A sinkhole that the Bowling Green, Kentucky Fire Department estimated to be 40 feet across and up to 30 feet deep opened up underneath some very expensive machines in February 2014, making car collectors around the world wince in horror.
Eight Corvettes on display at the National Corvette Museum plummeted into the void in the spacious “Skydome building” in the wee hours of the morning, luckily while the museum was closed to visitors at the time and no one was injured. The not-so-lucky vehicles that toppled into the sinkhole included a 1962 Black Corvette, 1984 PPG Pace Car, 1992 White 1 Millionth Corvette, 1993 Ruby Red 40th Anniversary Corvette, 2001 Mallett Hammer Z06 Corvette, 2009 White 1.5 Millionth Corvette, and two cars on loan from General Motors, a 1993 ZR-1 Spyder, and a 2009 ZR1 “Blue Devil”.
As engineers and the museum’s shell-shocked staff deal with the lofty issue of removing the Corvettes from their dusty, subterranean prison, car nuts bemoan the loss as GM promises to oversee all restoration efforts once the cars have been recovered.

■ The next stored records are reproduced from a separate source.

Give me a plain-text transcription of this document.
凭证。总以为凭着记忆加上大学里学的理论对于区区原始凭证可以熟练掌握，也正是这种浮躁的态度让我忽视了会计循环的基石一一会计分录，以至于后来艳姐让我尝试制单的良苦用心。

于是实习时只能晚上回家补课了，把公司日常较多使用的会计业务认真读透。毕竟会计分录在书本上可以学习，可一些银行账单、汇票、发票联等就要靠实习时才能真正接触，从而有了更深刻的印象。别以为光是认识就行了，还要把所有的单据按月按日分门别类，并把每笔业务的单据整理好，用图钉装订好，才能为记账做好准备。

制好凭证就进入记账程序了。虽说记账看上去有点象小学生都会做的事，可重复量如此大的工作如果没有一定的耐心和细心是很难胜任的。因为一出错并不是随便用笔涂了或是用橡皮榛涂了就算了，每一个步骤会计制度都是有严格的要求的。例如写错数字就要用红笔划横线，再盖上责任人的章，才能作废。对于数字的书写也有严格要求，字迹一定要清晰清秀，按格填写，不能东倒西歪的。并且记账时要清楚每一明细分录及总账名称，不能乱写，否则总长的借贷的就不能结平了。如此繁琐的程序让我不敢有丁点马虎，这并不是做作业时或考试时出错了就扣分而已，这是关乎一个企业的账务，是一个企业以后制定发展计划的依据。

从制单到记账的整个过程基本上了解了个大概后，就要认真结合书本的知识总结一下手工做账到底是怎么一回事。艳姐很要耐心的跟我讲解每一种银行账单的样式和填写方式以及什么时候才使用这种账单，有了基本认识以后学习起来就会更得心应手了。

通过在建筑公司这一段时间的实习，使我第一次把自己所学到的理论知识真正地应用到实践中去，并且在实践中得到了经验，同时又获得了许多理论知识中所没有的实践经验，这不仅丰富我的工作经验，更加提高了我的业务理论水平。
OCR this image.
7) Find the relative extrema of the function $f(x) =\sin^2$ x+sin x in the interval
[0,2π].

While the exact worth of the Corvettes sitting at the bottom of the 30-foot hole in the middle of the museum is hard to estimate, the number is easily several million—the white “1 Millionth Corvette” alone is worth close to $750,000, and the Spyder Prototype is worth around $250,000. It brings new meaning to the popular opinion that classic cars are money pits.
Know Before You Go
While the sink hole has since been filled, a sink hole exhibit which opened since the incident occurred is available to see, as andwell as the partially redone Skydome building, inside which you can see both the cars which fell, as well as an outline on the floor showing where the sinkhole was, and where the outline to the cave is. To view all of this, you must pay the standard admission to the National Corvette Museum (standard adult ticket is $12). There's a virtual tour of the event in the museum and it is very realistic.